The strengths of this study are as follows. First, the sample size was large, including many regions and representative ethnicities. Secondly, there are relatively few reports on astigmatism prevalence, especially in Western China, a gap closed by this study. In addition, data for several diagnostic criteria were provided in this study, which could be compared with other investigations. However, there were also some limitations in this study. First, non-cycloplegic autorefraction reduces the accuracy of the diopter number.

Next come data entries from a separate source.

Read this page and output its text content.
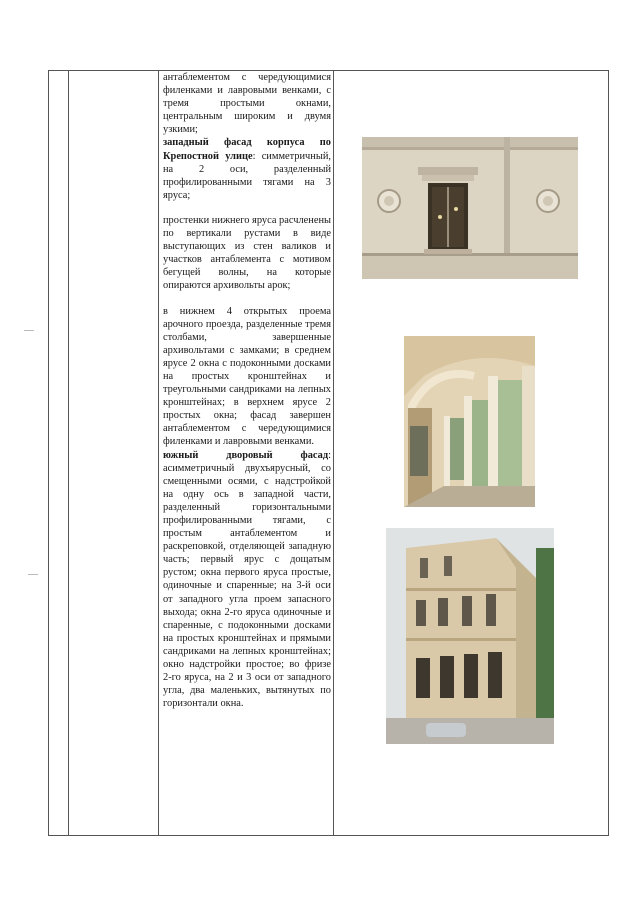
антаблементом с чередующимися филенками и лавровыми венками, с тремя простыми окнами, центральным широким и двумя узкими;

западный фасад корпуса по Крепостной улице: симметричный, на 2 оси, разделенный профилированными тягами на 3 яруса;

простенки нижнего яруса расчленены по вертикали рустами в виде выступающих из стен валиков и участков антаблемента с мотивом бегущей волны, на которые опираются архивольты арок;

в нижнем 4 открытых проема арочного проезда, разделенные тремя столбами, завершенные архивольтами с замками; в среднем ярусе 2 окна с подоконными досками на простых кронштейнах и треугольными сандриками на лепных кронштейнах; в верхнем ярусе 2 простых окна; фасад завершен антаблементом с чередующимися филенками и лавровыми венками.

южный дворовый фасад: асимметричный двухъярусный, со смещенными осями, с надстройкой на одну ось в западной части, разделенный горизонтальными профилированными тягами, с простым антаблементом и раскреповкой, отделяющей западную часть; первый ярус с дощатым рустом; окна первого яруса простые, одиночные и спаренные; на 3-й оси от западного угла проем запасного выхода; окна 2-го яруса одиночные и спаренные, с подоконными досками на простых кронштейнах и прямыми сандриками на лепных кронштейнах; окно надстройки простое; во фризе 2-го яруса, на 2 и 3 оси от западного угла, два маленьких, вытянутых по горизонтали окна.
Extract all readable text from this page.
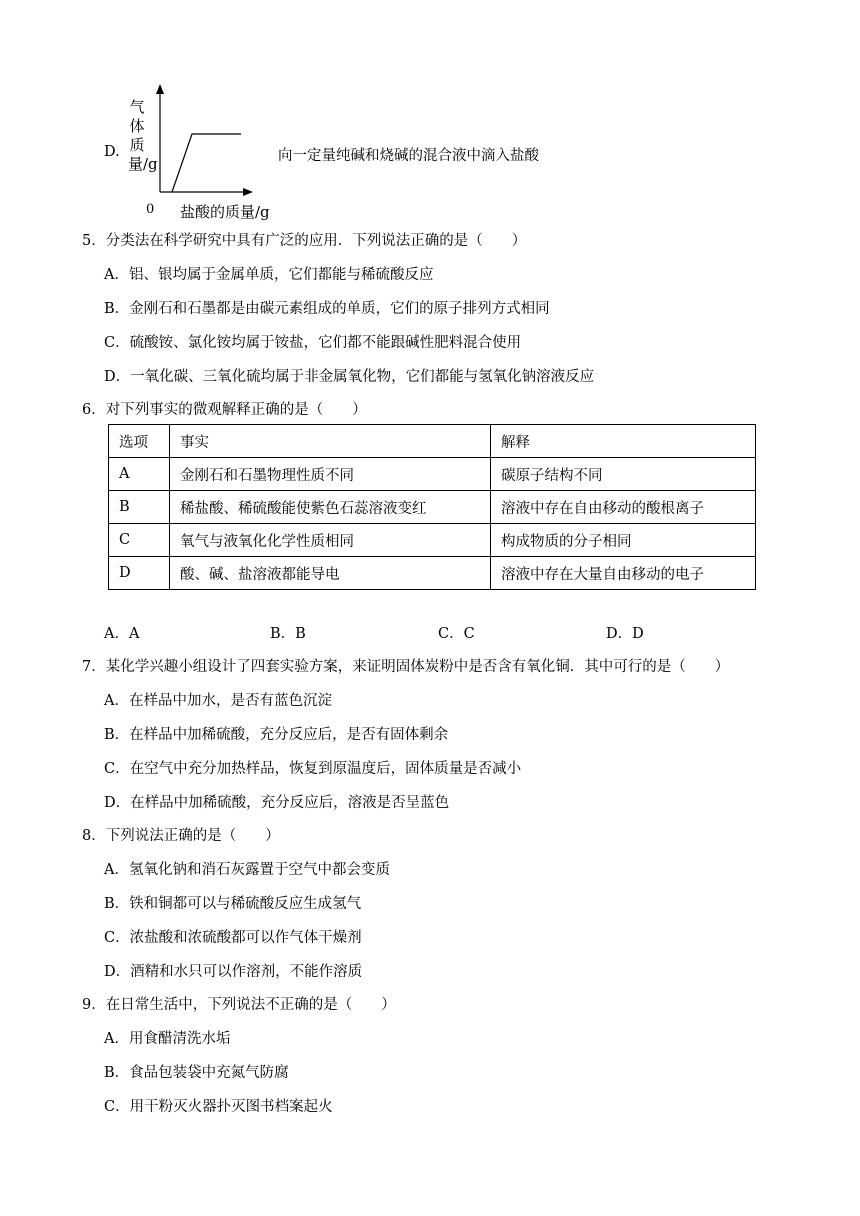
D.
气体质量/g
0 盐酸的质量/g
向一定量纯碱和烧碱的混合液中滴入盐酸
5．分类法在科学研究中具有广泛的应用．下列说法正确的是（　　）
A．铝、银均属于金属单质，它们都能与稀硫酸反应
B．金刚石和石墨都是由碳元素组成的单质，它们的原子排列方式相同
C．硫酸铵、氯化铵均属于铵盐，它们都不能跟碱性肥料混合使用
D．一氧化碳、三氧化硫均属于非金属氧化物，它们都能与氢氧化钠溶液反应
6．对下列事实的微观解释正确的是（　　）
选项	事实	解释
A	金刚石和石墨物理性质不同	碳原子结构不同
B	稀盐酸、稀硫酸能使紫色石蕊溶液变红	溶液中存在自由移动的酸根离子
C	氧气与液氧化化学性质相同	构成物质的分子相同
D	酸、碱、盐溶液都能导电	溶液中存在大量自由移动的电子
A．A	B．B	C．C	D．D
7．某化学兴趣小组设计了四套实验方案，来证明固体炭粉中是否含有氧化铜．其中可行的是（　　）
A．在样品中加水，是否有蓝色沉淀
B．在样品中加稀硫酸，充分反应后，是否有固体剩余
C．在空气中充分加热样品，恢复到原温度后，固体质量是否减小
D．在样品中加稀硫酸，充分反应后，溶液是否呈蓝色
8．下列说法正确的是（　　）
A．氢氧化钠和消石灰露置于空气中都会变质
B．铁和铜都可以与稀硫酸反应生成氢气
C．浓盐酸和浓硫酸都可以作气体干燥剂
D．酒精和水只可以作溶剂，不能作溶质
9．在日常生活中，下列说法不正确的是（　　）
A．用食醋清洗水垢
B．食品包装袋中充氮气防腐
C．用干粉灭火器扑灭图书档案起火
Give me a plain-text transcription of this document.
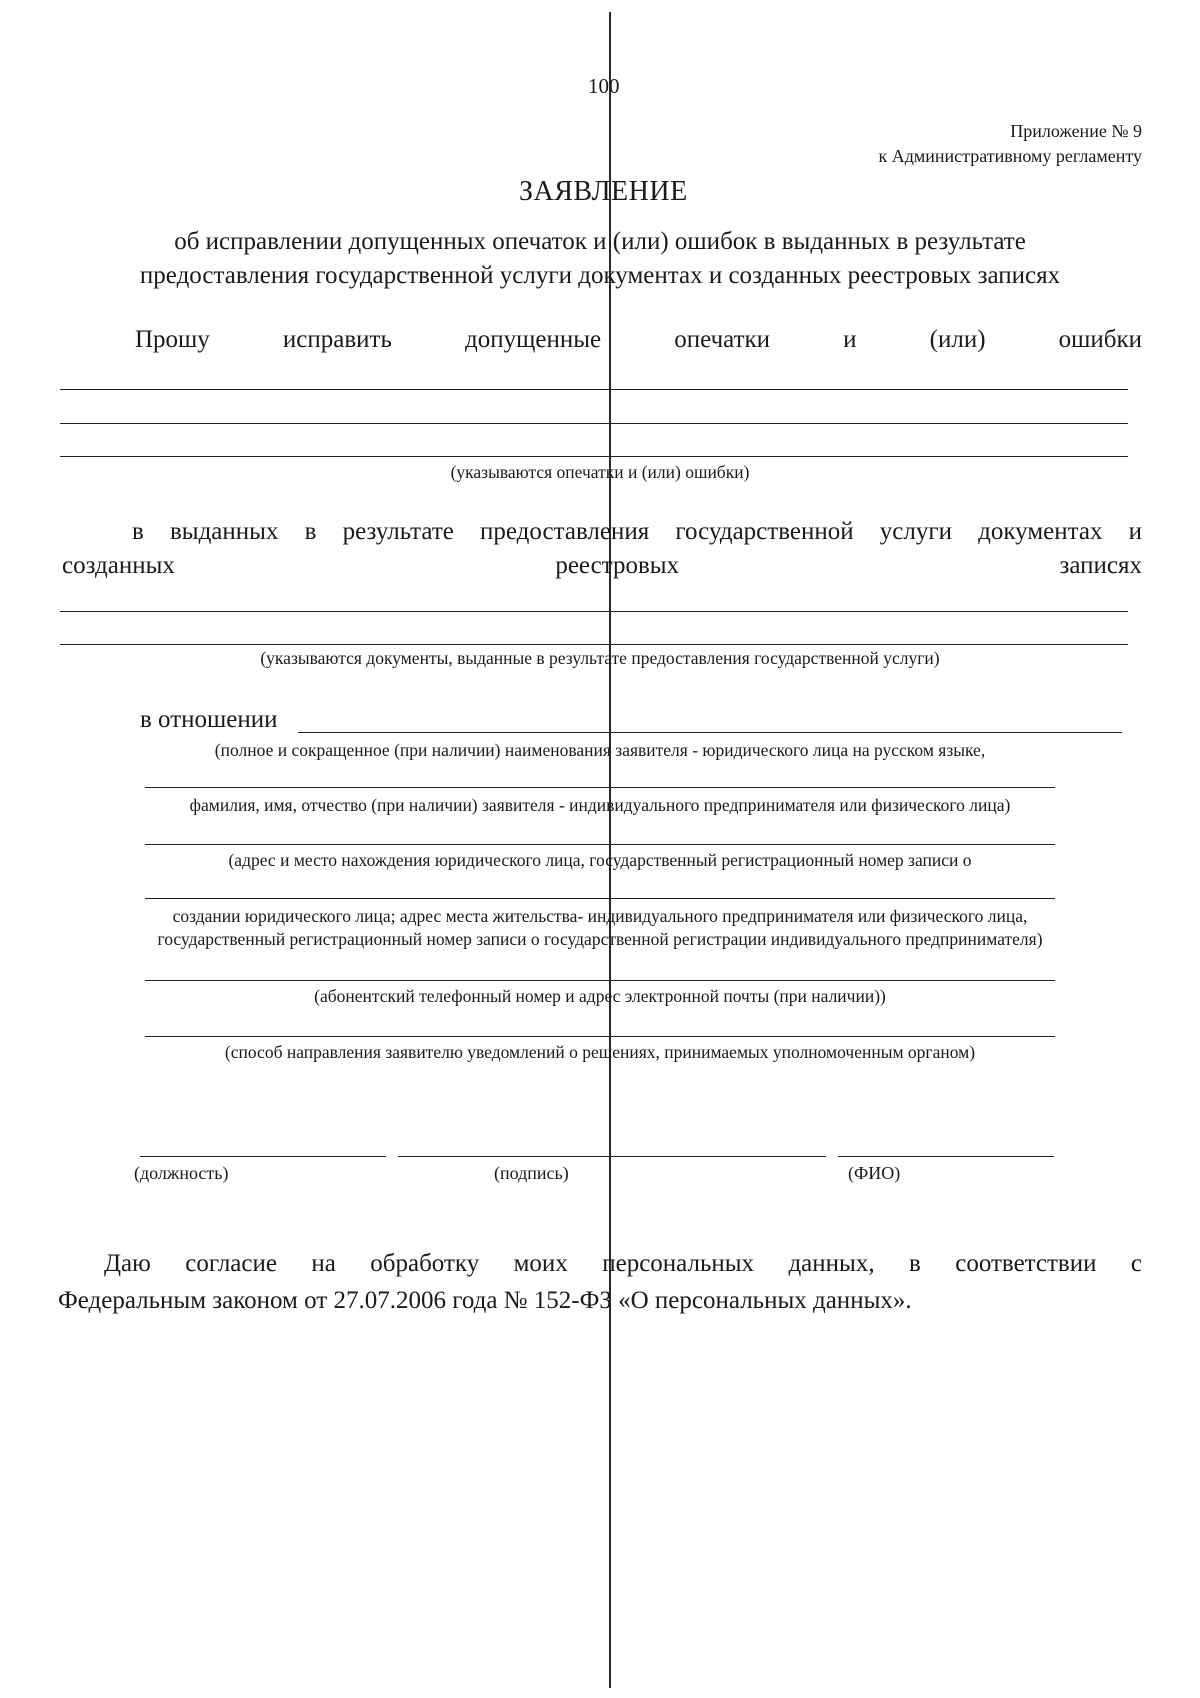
100
Приложение № 9
к Административному регламенту
ЗАЯВЛЕНИЕ
об исправлении допущенных опечаток и (или) ошибок в выданных в результате
предоставления государственной услуги документах и созданных реестровых записях
Прошу	исправить	допущенные	опечатки	и	(или)	ошибки
(указываются опечатки и (или) ошибки)
в выданных в результате предоставления государственной услуги документах и
созданных	реестровых	записях
(указываются документы, выданные в результате предоставления государственной услуги)
в отношении
(полное и сокращенное (при наличии) наименования заявителя - юридического лица на русском языке,
фамилия, имя, отчество (при наличии) заявителя - индивидуального предпринимателя или физического лица)
(адрес и место нахождения юридического лица, государственный регистрационный номер записи о
создании юридического лица; адрес места жительства- индивидуального предпринимателя или физического лица,
государственный регистрационный номер записи о государственной регистрации индивидуального предпринимателя)
(абонентский телефонный номер и адрес электронной почты (при наличии))
(способ направления заявителю уведомлений о решениях, принимаемых уполномоченным органом)
(должность)	(подпись)	(ФИО)
Даю согласие на обработку моих персональных данных, в соответствии с
Федеральным законом от 27.07.2006 года № 152-ФЗ «О персональных данных».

Secondly, it was a cross-sectional study, which cannot determine the causal relationships, e.g., between age and refractive state and between astigmatism prevalence and astigmatic axis, in children and adolescents. Further longitudinal cohort studies are required to accurately and scientifically analyze astigmatism data and provide an effective scientific basis for the prevention and control of astigmatism.

Conclusions

The above large-scale school survey showed that astigmatism was relatively high among children and adolescents in Xinjiang, China, with astigmatism mainly being with-the-rule astigmatism, which increased with age and education level. The risk of astigmatism, high astigmatism, and with-the-rule astigmatism was increased in the Han ethnicity, males, and myopia or hyperopia cases. The possible causal relationships of refractive error (myopia or hyperopia), ethnicity, astigmatism, and the astigmatic axis must be further confirmed by multicenter longitudinal studies with large sample sizes.